Goya, El Tres De Mayo

source: wikimedia commons

The rivals in KPFA’s governance election are in full combat mode these days. Up for grabs are a bunch of seats for delegates on the Pacifica listener-supported signal’s Local Station Board. Two slates are pushing for a majority on the board: Save KPFA and Independents for Community Radio. My favorite outbursts come from Independents most vocal candidate Tracy Rosenberg, a frequent commentator on this site as well, who characterizes Save KPFA as thus on the Huffington Post (without mentioning she’s a candidate herself).

“Save KPFA turned out to be a bunch of folks in their sixties and seventies (and maybe eighties, too). Their call to arms? The cause to donate my money? More professionalism and more hierarchical structure. Run the famously radical radio station like a proper corporation and get rid of all this community empowerment mumbo-jumbo.”

She then compares these (inappropriately aged?) individuals to Google, which I presume she doesn’t like because of its watered-down stance on net neutrality.

“I guess if you can’t beat the Googlezon, the only thing left is to impersonate the Googlezon.”

I think this prose confirms Rosenberg’s attitude towards professionalism. But interestingly, here on Radio Survivor, she assumes an entirely different personae. Taking exception to KPFA staffer Richard Wolinsky’s warning that the station going all volunteer won’t work, and calling for staff layoffs, Rosenberg sounds to me like a cross between Meg Whitman and various Tea Party candidates.

“KPFA ran a deficit of $652,000 from 10/08 to 9/09 and has run one of $424,000 between 10/09 and 7/10. No philosophy, just numbers. And now there are no savings left in the bank to draw upon, so continuing to run at a deficit is impossible,” she insists. “You can’t spend money you don’t have.”

The problem is that in this same commentary, Rosenberg also leaves me with the impression that even she doesn’t think that last claim is true.

“Remove Democracy Now from the schedule and the associated donations it brings in and you have less revenue to work with, not more,” she adds.

So there’s ‘no money’ at KPFA for KPFA’s local staff (who, it should be noted, also bring in listener donations), but funds to send to the Pacifica National Office for Democracy Now!?

And apparently, there’s always going to be money for these expensive, wasteful elected boards (five for all five of Pacifica’s stations), which have cost the organization almost $2.5 million since 2002. I refer RS readers to my debate with Rosenberg about Pacifica’s absurdly overdemocratized board system, which she defended.

To sum up thus far—there’s cash for governance and Democracy Now! but, oops, gosh darn it, you can’t spend money you don’t have (oh well) for much of KPFA’s local paid staff, whose politics, coincidentally, are hated by not a few of ICRs’ endorsers.

Look—I’ve been around Pacifica radio for longer than I care to admit, and I’m just going to call it as I see it here.

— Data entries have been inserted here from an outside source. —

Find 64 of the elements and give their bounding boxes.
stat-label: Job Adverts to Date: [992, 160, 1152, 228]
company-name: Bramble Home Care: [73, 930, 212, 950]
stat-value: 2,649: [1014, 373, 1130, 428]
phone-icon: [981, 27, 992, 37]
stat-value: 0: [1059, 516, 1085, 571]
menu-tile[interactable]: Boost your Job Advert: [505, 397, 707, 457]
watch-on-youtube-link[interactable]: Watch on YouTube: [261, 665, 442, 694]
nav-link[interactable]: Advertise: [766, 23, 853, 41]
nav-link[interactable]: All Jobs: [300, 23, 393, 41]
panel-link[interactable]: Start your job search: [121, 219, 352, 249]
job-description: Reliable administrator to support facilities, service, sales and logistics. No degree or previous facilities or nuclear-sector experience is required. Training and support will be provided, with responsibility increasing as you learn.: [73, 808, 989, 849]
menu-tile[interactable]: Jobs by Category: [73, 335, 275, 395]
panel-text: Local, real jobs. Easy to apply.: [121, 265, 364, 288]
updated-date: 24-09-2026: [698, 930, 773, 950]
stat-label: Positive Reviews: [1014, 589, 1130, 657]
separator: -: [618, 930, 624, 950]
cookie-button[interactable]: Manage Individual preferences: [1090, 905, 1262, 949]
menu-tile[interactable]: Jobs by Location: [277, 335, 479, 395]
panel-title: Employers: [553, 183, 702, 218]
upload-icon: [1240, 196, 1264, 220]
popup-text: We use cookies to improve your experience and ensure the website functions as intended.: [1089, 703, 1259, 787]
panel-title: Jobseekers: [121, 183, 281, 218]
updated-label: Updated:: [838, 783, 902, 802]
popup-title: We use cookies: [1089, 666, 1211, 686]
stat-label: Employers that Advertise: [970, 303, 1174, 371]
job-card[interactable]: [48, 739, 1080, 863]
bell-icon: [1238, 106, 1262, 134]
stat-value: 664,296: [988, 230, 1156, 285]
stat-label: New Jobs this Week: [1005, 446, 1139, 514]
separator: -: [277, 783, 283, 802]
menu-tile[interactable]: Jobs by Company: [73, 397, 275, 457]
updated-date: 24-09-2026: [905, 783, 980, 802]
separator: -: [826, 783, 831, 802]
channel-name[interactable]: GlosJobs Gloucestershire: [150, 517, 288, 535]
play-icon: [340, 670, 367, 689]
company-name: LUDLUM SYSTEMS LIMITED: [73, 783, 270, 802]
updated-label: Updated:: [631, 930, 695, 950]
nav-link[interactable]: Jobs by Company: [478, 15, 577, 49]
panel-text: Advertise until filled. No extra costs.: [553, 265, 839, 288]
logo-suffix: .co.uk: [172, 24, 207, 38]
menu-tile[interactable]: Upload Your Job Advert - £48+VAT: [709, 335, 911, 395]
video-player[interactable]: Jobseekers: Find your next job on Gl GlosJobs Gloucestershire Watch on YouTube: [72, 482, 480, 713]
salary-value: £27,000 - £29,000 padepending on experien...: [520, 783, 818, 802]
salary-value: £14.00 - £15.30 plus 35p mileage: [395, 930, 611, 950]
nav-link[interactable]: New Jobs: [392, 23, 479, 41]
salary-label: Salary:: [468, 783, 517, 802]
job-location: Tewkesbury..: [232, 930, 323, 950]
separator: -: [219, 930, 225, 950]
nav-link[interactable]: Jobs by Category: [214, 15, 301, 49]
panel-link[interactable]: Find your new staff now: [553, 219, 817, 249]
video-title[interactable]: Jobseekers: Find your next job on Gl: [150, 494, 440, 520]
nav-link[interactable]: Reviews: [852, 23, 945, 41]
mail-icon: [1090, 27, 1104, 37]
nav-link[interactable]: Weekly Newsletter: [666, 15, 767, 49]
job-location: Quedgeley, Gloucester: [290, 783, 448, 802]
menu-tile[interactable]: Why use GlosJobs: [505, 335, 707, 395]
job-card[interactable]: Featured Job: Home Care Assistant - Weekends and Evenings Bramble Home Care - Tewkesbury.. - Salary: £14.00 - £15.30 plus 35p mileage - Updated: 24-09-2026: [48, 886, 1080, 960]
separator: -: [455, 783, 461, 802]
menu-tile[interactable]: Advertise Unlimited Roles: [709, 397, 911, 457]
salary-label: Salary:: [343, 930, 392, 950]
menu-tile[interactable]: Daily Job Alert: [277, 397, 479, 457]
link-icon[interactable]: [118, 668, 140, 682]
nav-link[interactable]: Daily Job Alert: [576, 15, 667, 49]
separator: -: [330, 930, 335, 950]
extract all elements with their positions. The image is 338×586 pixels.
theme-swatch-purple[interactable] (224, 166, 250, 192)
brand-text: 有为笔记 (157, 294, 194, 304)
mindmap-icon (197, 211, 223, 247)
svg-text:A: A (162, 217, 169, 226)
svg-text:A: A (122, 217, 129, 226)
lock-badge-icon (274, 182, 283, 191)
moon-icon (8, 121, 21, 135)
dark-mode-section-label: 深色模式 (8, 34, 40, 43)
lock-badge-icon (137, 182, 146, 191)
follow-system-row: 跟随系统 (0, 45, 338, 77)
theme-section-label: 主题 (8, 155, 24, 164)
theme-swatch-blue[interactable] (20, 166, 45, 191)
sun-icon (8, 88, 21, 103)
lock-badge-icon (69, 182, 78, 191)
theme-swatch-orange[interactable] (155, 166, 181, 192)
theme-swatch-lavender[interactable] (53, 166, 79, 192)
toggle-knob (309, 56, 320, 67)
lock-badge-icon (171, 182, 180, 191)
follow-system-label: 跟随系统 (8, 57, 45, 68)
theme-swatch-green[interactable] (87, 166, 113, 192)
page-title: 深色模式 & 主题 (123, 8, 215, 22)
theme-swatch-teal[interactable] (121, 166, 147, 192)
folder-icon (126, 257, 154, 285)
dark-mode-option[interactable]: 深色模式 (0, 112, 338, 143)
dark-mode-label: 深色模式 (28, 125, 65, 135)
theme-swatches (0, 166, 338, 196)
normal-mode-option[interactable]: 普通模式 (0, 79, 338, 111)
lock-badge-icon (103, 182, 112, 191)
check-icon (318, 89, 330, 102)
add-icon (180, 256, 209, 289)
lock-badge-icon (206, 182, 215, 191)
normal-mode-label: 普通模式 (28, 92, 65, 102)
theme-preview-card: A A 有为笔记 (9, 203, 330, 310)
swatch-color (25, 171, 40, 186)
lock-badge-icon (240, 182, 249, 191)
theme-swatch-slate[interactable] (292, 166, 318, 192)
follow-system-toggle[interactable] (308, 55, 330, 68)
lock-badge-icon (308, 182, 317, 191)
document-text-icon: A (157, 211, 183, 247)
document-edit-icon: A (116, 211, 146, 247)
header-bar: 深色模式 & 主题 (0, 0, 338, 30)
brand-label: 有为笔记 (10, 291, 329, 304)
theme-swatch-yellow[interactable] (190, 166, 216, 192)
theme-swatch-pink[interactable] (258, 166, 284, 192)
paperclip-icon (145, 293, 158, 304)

If ICR gets a bigger majority on KPFA’s Local Station Board, I’m expecting a paid staff bloodbath, followed by replacement programming on the mysteries of Building Number 7, the Truth About HIV, and God knows what else.

Sure, ICR’s more reasonable sounding backers will tell you that I’m just being an alarmist. But I doubt that they’ll be able to stem the flood of demands for air time coming from forces rapidly slouching towards this particular Bethlehem. How will they be able to when Rosenberg publicly insists that Pacifica founder Lewis Hill created KPFA “specifically to broadcast wildly unpopular perspectives that could never get on the air anywhere else.”

Sounds wild. The problem is that while ICR won’t acknowledge what’s really on the table, neither will Save KPFA, most of whose capable and committed principals I’ve endorsed in past elections. Their backers are insisting that this is a “moment of truth” election, and the most important in years.

But the reality, as they know, is that these elected boards have always been a disaster for Pacifica. That means that every race from now on is going to be the most important in years, because these elections are nothing but beachheads to launch assaults on KPFA’s tradition of professionalism and meaningful local coverage. KPFA and Pacifica’s road to health begins where they end.